Management is telling investors it will use these newfound gains to invest in growth opportunities. Adarkar said:
“What I will say is we’re fortunate in that our core U.S. business is cash generative, and we’re taking that cash, and we’re investing it to grow some of these new verticals, whether it’s convenience or grocery or expand into new merchant services, like Storefront, as well as expand internationally.”
Rite Aid partnership
On May 11, DoorDash announced a partnership with Rite Aid. According to the press release, DoorDash will offer more than 24,000 items from Rite Aid including health and beauty supplies such as shampoo and makeup, non-perishable and perishable grocery staples such as milk and Thrifty ice cream, over-the-counter medicine like pain relievers, cold and flu care, and household products such as paper towels, cleaning supplies, and more.

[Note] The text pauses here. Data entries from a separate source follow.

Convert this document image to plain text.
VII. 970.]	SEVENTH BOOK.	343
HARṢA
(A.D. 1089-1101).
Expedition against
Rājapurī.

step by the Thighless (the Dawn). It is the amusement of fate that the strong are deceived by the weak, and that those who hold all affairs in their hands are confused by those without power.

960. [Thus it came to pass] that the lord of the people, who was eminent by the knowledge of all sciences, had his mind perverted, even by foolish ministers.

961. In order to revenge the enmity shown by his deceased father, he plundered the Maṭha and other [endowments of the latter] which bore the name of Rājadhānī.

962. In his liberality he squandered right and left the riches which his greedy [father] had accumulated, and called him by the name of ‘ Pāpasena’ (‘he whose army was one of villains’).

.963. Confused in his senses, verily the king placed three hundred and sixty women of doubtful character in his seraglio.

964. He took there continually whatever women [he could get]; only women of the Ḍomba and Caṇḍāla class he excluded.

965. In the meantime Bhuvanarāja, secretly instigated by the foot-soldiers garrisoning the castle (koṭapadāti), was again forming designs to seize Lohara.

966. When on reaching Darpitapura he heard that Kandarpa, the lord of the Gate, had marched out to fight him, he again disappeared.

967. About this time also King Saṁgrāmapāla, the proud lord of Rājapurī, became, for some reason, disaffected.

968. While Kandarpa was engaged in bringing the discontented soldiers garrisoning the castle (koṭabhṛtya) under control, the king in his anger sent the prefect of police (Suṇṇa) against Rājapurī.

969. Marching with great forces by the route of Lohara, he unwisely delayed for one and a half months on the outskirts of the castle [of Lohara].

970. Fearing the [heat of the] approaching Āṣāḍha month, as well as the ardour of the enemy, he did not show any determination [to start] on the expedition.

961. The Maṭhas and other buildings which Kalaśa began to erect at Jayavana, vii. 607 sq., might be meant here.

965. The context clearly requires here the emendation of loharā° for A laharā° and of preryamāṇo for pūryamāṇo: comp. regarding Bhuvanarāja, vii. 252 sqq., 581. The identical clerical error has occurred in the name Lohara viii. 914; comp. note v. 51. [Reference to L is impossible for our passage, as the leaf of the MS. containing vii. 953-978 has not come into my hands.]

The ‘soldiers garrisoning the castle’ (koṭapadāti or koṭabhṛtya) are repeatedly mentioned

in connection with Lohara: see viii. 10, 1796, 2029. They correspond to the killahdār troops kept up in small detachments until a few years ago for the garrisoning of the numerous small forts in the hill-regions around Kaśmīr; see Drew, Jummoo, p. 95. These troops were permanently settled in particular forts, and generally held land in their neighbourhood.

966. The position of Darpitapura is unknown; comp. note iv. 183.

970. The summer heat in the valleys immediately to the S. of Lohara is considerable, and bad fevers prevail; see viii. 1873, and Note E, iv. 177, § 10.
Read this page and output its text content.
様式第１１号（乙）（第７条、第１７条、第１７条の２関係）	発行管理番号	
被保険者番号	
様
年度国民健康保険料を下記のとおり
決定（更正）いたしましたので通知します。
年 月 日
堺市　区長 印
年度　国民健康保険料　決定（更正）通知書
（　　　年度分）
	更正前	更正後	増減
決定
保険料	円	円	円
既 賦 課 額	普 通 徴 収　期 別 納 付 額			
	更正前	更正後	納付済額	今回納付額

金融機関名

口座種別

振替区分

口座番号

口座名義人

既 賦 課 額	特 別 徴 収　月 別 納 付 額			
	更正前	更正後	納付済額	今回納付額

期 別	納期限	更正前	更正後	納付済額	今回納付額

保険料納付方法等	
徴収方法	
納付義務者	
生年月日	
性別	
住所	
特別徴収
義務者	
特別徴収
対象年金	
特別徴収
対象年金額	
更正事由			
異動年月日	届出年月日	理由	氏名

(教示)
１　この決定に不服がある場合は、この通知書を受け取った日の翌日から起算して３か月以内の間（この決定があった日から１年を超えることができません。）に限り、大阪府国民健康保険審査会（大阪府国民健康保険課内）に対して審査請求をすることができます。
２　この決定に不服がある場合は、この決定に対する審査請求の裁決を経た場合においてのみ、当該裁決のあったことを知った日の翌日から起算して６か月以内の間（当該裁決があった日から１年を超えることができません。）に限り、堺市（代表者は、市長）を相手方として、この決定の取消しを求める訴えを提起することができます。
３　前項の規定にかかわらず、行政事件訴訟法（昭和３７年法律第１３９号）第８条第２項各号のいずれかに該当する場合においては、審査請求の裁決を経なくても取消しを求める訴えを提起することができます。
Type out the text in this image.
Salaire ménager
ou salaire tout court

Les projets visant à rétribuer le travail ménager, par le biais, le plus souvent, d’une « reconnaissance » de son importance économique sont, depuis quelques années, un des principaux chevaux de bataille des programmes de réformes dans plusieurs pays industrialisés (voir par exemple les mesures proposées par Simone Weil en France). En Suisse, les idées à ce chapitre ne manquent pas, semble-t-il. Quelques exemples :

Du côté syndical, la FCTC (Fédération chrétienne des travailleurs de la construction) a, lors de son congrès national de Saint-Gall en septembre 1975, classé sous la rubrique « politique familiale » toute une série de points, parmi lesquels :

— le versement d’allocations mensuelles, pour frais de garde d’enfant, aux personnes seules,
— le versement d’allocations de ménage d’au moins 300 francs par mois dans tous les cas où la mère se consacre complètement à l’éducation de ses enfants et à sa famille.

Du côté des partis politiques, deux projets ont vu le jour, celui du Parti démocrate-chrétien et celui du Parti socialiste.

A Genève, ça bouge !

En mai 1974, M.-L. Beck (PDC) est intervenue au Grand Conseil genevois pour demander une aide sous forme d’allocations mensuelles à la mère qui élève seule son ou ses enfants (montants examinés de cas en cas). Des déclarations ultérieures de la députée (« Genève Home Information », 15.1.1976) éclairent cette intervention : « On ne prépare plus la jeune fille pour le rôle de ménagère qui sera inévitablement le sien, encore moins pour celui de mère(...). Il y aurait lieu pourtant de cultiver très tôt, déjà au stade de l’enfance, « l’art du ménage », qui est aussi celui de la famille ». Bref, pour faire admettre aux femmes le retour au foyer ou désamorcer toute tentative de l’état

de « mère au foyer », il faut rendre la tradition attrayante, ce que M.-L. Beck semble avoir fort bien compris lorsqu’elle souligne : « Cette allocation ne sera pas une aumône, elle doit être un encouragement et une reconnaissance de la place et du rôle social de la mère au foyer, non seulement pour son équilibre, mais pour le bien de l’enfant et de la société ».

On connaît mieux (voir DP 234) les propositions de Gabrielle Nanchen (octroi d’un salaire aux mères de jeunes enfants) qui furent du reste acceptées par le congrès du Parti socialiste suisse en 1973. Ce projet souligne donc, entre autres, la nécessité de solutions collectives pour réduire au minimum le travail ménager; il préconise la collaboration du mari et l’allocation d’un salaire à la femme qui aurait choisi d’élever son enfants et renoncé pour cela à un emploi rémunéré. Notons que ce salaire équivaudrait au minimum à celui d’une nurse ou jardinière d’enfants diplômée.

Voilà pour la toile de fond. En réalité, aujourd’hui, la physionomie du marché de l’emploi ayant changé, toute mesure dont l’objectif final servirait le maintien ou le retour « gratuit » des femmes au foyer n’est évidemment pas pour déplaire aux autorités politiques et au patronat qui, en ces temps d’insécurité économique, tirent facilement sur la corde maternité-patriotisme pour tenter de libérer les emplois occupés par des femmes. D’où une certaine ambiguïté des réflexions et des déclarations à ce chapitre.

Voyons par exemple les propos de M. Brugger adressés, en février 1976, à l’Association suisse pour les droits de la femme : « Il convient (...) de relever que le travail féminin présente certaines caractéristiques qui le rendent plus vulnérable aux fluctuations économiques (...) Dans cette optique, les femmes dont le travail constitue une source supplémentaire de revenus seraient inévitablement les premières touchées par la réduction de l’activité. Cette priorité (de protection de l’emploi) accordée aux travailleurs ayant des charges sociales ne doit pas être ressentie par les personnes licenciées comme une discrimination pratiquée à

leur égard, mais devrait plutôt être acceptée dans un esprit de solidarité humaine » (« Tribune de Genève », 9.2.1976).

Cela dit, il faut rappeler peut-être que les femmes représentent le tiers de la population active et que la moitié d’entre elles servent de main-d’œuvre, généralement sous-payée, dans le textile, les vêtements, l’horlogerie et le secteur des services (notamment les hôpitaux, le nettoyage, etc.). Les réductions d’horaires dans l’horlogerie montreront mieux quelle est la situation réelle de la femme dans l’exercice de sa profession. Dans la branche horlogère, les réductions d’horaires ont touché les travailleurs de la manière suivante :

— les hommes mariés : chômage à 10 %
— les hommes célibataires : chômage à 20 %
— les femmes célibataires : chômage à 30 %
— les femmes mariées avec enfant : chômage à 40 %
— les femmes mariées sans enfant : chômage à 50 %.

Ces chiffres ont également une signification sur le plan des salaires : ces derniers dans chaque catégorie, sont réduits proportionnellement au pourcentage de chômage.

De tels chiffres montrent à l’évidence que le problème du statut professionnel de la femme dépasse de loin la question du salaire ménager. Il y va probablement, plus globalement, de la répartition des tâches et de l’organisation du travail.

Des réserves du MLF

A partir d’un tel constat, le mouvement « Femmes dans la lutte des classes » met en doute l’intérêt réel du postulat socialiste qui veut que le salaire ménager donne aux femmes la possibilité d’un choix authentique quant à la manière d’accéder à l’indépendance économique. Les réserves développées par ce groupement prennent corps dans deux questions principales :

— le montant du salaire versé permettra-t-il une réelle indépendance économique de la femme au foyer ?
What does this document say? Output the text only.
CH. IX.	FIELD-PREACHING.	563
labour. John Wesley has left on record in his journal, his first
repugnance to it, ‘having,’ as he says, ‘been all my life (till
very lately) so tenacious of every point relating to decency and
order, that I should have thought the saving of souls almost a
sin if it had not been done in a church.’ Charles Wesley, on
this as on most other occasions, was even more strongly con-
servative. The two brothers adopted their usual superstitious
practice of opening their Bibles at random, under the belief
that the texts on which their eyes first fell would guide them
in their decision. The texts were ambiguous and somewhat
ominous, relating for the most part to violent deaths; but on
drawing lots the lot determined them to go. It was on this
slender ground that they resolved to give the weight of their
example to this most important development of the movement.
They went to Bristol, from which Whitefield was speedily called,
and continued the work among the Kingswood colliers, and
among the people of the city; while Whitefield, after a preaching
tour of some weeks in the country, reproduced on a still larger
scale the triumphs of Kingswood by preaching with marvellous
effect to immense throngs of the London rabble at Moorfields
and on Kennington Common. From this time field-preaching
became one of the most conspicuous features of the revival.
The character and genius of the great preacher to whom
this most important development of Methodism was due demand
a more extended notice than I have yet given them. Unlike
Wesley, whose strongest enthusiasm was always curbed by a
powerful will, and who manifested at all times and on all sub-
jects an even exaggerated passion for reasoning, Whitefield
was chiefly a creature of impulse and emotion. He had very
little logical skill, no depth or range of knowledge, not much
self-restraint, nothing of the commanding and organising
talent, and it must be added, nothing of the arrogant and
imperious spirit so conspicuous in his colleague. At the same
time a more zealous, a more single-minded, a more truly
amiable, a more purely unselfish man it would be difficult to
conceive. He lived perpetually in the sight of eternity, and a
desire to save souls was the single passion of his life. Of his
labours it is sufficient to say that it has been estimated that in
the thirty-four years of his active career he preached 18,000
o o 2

Impressively, DoorDash is making rapid gains in non-food categories. In the most recent quarter, orders from non-food categories increased by 40% from the previous quarter. Furthermore, despite launching the convenience category less than a year ago, DoorDash is now the market leader. Why is that so crucially important for shareholders? Because customers who order from new categories on DoorDash increase their frequency of orders from restaurants. In other words, additional category options develop the habit of ordering more often.
More item availability increases the value proposition for the company’s Dash Pass subscription. The offering removes the delivery fee for consumers and reduces the service fee on orders for a monthly price of $9.99. The company envisions the long-term potential of this offering to be similar to an Amazon Prime subscription. The service in its current form is nowhere near the value of an Amazon Prime subscription, but to DoorDash’s credit, few services can compare to Amazon Prime, and it’s a good target to aim for.
It’s no surprise then that investors were buzzing after these recent announcements from DoorDash. Tripling revenue year over year is a towering accomplishment, and rapid progress into the vast convenience and grocery markets could mean that DoorDash sustains turbocharged growth for several years.